The court’s ruling countermanded an executive order that Gov. Tony Evers had issued earlier in the day in an attempt at postponing in-person voting for two months. Hours later, the state Supreme Court sided with Republicans who said Evers didn’t have the authority to reschedule the race on his own. Conservative justices on the U.S. Supreme Court quickly followed with a ruling blocking Democratic efforts to extend absentee voting.

The state Supreme Court ordered the election to proceed 4-2. Chief Justice Pat Roggensack and Justices Rebecca Bradley, Brian Hagedorn and Annette Ziegler made up the majority.

The high court assessed several general constitutional provisions and one statute that Evers cited in support of his order: the Preamble; art. IV, § 11; art. V, § 1; and art. V, § 4 of the state Constitution; and Wisconsin Stat. § 323.12(4)(b).

The majority found none of the provisions could authorize Evers to issue the directives in his executive order, with the sole exception of one requiring the Legislature to convene in special session on April 7. The order noted that Article V, Section 4 references danger from contagious disease, but “specifies that this circumstance gives the Governor the power to convene the Legislature at another ‘suitable place.'”

Wis. Stat. § 323.12(4)(b) grants the governor the authority to “issue such orders as he or she deems necessary for the security of persons and property.” The majority said the provision must be read in the light of the entire statute, and the justices concluded nothing in subsection 4 grants him the power to suspend or rewrite statutory provisions governing mandatory election dates, procedures and terms of elected office.

“(T)he logical inference with respect to paragraph (4)(b) is that the Legislature has not granted him the authority to suspend or rewrite statutes in the name of public safety,” the majority wrote.

The court issued temporary injunctive relief, writing the petitioners were likely to succeed on their claims that the executive order was unlawful.

“The only remedy for this is a temporary injunction, and the failure to enjoin this action would irrevocably allow the Governor to invade the province of the Legislature by unilaterally suspending and rewriting laws without authority,” the majority wrote.

Justices Ann Walsh Bradley and Rebecca Dallet dissented, calling the majority’s orders “misguided” with “scant rationale.”

“The majority gives Wisconsinites an untenable choice: endanger your safety and potentially your life by voting or give up your right to vote by heeding the recent and urgent warnings about the fast growing pandemic,” Bradley wrote.

Bradley said the plain language of Wis.
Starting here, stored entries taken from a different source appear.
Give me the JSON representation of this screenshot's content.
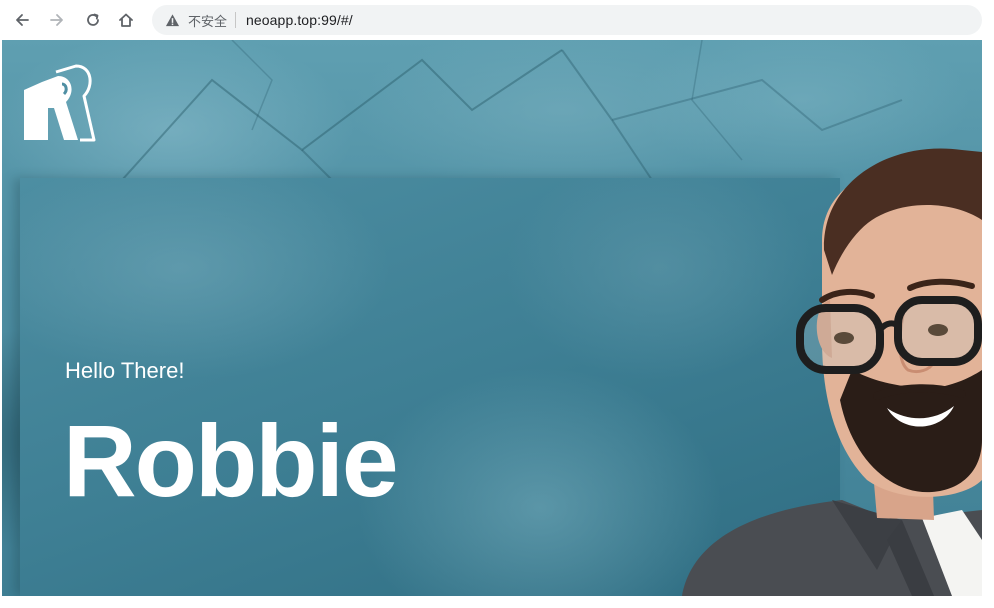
{
  "browser": {
    "security_label": "不安全",
    "url": "neoapp.top:99/#/",
    "icons": {
      "back": "arrow-left-icon",
      "forward": "arrow-right-icon",
      "reload": "reload-icon",
      "home": "home-icon",
      "security": "warning-triangle-icon"
    }
  },
  "hero": {
    "logo_icon": "rr-logo",
    "greeting": "Hello There!",
    "name": "Robbie",
    "portrait_icon": "smiling-man-with-glasses-portrait"
  },
  "colors": {
    "background_teal": "#4f8fa3",
    "panel_teal": "#3e7f94",
    "text": "#ffffff"
  }
}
Stat. § 323.12(4)(b) includes COVID-19 as a danger to the security of persons.

“Paying no heed to the warnings or the science, the majority circumvents the law, while disenfranchising voters and putting at risk the health and safety of our fellow Wisconsinites,” Bradley wrote.
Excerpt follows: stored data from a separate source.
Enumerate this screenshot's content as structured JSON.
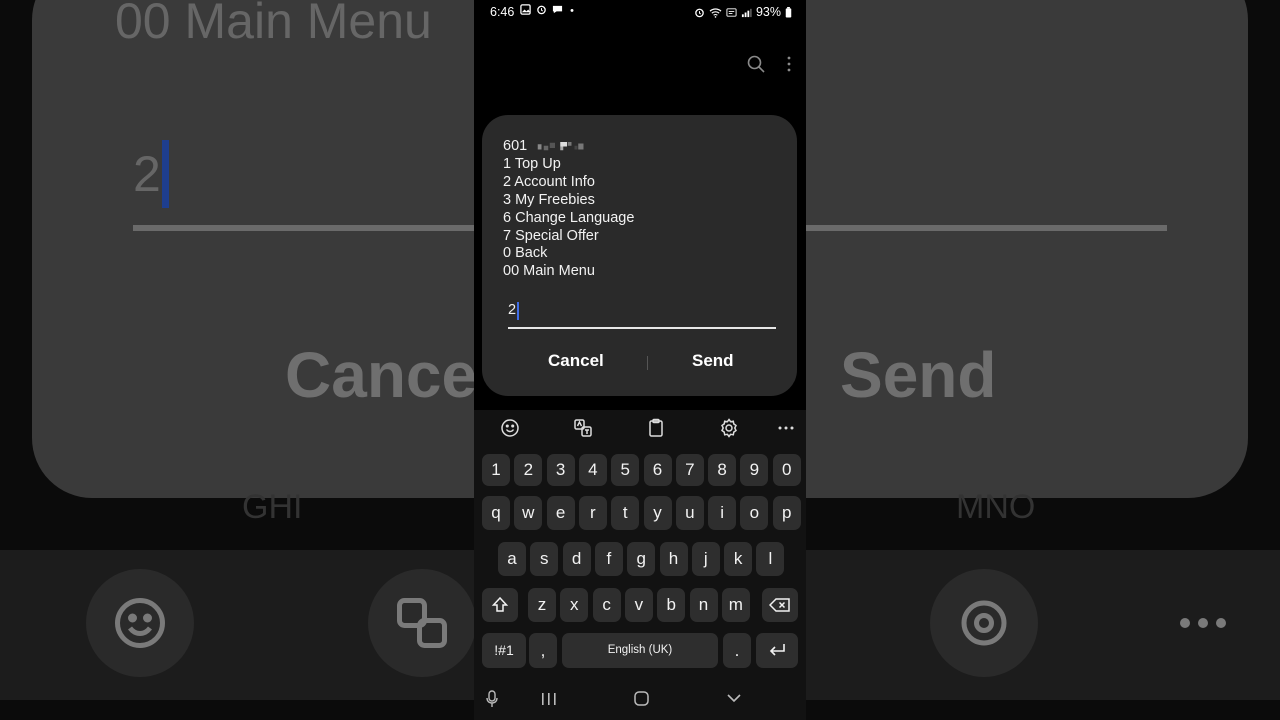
{
  "status_bar": {
    "time": "6:46",
    "battery": "93%"
  },
  "background": {
    "title": "00 Main Menu",
    "input_value": "2",
    "cancel": "Cance",
    "send": "Send",
    "ghi": "GHI",
    "mno": "MNO"
  },
  "dialog": {
    "number": "601",
    "lines": [
      "1 Top Up",
      "2 Account Info",
      "3 My Freebies",
      "6 Change Language",
      "7 Special Offer",
      "0 Back",
      "00 Main Menu"
    ],
    "input_value": "2",
    "cancel_label": "Cancel",
    "send_label": "Send"
  },
  "keyboard": {
    "number_row": [
      "1",
      "2",
      "3",
      "4",
      "5",
      "6",
      "7",
      "8",
      "9",
      "0"
    ],
    "row1": [
      "q",
      "w",
      "e",
      "r",
      "t",
      "y",
      "u",
      "i",
      "o",
      "p"
    ],
    "row2": [
      "a",
      "s",
      "d",
      "f",
      "g",
      "h",
      "j",
      "k",
      "l"
    ],
    "row3": [
      "z",
      "x",
      "c",
      "v",
      "b",
      "n",
      "m"
    ],
    "symbols_label": "!#1",
    "comma_label": ",",
    "space_label": "English (UK)",
    "period_label": "."
  },
  "icons": {
    "search": "search-icon",
    "more": "more-vert-icon",
    "emoji": "emoji-icon",
    "translate": "translate-icon",
    "clipboard": "clipboard-icon",
    "settings": "gear-icon",
    "toolbar_more": "more-horiz-icon",
    "shift": "shift-icon",
    "backspace": "backspace-icon",
    "enter": "enter-icon",
    "mic": "mic-icon"
  }
}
The majority said the dissent’s arguments were about whether the policy choice to hold the election is “good or bad, or otherwise in the public interest,” rather than the issue presented to the court — whether the governor has authority to suspend or rewrite state election laws.

“Even if the Governor’s policy judgments reflected in the order are well-founded, and even if we agreed with those policy judgments, none of the authorities cited in the order support this broad sweep of power,” the majority wrote.

Justice Dan Kelly did not participate.